I knew that the women in that line confronted poverty on the daily basis and that the extreme situations they face have been normalized over time. I’m sure many have dealt with abuse of various sorts. I know the look all too well. It’s all over my mother’s face and deep within her voice—still. It always amazes me how much we can take as human beings and how accustomed we become to horrific situations. There is a saying in yogic philosophy that I think about a lot. If you put a frog in a pot of boiling water, she will immediately jump out to save herself, but if you put her in a pot of cold water and slowly heat it to boiling, the frog will stay and she will eventually boil to death. Gruesome tale, but telling of our amazing capacity to adapt and the struggle it can take to change those adaptations.

I look back at my growing up and think about that frog story. At times, I see myself as the frog that jumped out of the hot water and my mom as the frog that stayed in it. And there is nothing I can do about it. My mother and I are separated by the pot and the water—with all its heat. Neither of us seems capable or willing to change our positions. She won’t get out and I sure as hell will never go back in. Instead, I am simply filled with overwhelming sadness at the situation.


In my phone conversation with my mom, I never bring up the mothers at The Dreamer Center. But they’re on my mind throughout.

Civil War
: After the man finished speaking, he passed around photos of himself from his time in the military. He was incredibly young in those photos. I could only faintly recognize the boy in the photo within the eyes of the man speaking—but both were there. This man who sat before me was loving, kind, and brave. You could see it in person as well as in the photos.

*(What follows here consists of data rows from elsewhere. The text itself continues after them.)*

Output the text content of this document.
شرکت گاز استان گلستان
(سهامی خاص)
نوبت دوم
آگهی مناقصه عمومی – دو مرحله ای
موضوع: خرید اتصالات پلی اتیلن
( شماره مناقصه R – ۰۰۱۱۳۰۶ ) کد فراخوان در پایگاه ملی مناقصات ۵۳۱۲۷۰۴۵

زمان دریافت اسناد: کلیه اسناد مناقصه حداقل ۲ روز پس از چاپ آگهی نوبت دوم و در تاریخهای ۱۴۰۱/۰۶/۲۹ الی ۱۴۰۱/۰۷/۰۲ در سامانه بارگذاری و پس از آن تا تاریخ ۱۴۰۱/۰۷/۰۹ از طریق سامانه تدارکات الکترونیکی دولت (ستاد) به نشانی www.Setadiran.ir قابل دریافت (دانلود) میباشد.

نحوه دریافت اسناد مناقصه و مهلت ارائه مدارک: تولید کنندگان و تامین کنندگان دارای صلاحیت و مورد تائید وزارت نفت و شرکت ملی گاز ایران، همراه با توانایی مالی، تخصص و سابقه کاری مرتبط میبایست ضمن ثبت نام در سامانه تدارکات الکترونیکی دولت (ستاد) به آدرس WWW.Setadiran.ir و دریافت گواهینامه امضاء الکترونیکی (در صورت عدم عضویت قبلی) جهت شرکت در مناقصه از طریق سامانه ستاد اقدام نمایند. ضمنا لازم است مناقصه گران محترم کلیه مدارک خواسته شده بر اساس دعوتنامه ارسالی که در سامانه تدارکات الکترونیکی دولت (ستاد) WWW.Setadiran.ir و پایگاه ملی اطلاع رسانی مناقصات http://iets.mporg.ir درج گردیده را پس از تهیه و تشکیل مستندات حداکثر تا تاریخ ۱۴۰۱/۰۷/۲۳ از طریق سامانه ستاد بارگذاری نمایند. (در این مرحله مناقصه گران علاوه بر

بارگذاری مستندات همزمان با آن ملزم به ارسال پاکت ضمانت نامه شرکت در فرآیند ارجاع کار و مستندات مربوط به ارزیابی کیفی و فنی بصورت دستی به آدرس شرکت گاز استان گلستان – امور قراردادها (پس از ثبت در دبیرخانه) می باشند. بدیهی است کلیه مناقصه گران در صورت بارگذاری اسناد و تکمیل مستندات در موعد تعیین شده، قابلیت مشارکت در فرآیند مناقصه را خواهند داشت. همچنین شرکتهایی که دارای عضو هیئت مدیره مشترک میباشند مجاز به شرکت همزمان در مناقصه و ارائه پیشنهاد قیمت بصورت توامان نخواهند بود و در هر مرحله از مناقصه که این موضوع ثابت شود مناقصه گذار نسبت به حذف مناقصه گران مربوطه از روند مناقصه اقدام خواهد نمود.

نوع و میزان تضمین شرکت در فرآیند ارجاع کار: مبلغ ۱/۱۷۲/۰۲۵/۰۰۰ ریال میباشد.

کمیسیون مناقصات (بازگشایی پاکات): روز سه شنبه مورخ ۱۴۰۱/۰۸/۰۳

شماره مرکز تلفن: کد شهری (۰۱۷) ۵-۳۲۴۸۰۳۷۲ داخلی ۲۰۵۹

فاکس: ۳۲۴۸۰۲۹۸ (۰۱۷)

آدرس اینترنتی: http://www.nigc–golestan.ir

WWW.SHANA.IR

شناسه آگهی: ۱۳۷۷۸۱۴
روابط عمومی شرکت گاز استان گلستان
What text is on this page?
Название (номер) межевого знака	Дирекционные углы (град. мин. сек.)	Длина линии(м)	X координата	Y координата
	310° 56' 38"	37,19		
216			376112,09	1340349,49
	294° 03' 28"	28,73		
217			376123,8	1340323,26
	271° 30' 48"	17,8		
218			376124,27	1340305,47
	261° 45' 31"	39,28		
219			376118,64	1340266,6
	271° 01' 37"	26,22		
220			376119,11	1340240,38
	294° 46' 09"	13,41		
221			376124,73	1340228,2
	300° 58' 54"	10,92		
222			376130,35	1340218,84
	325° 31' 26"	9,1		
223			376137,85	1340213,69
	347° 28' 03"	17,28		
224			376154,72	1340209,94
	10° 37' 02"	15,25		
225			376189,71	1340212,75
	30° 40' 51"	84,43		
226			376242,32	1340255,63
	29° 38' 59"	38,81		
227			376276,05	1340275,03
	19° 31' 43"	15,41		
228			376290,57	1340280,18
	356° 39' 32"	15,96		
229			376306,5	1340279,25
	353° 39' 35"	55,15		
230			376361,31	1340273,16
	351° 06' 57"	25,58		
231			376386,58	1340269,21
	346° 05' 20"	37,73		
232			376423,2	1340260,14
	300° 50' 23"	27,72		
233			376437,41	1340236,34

I often wonder why some men can rise from a situation such as war and others become tragic victims to it. Are those who rise stronger? Were they better suited for the rituals and requirements of traditional masculinity? Are they more resilient? Do they have more social support? Are they better at compartmentalizing things in their lives? I suppose this is why I am so focused on war. Why my research is always at least a few degrees away from asking questions about war and how it affects human beings. I want answers. But I know that a definitive answer will never be found. Humans are way too complicated for a single answer to emerge from that question. So maybe what I really want is an answer to why my dad fell victim to war. Maybe, when I talk and listen to veterans I’m trying to find a solution to my father’s pain—or at least some explanation for why he was so damaged. And, then, maybe, that would help me understand why his pain came home to terrorize my mom, my sister, and me.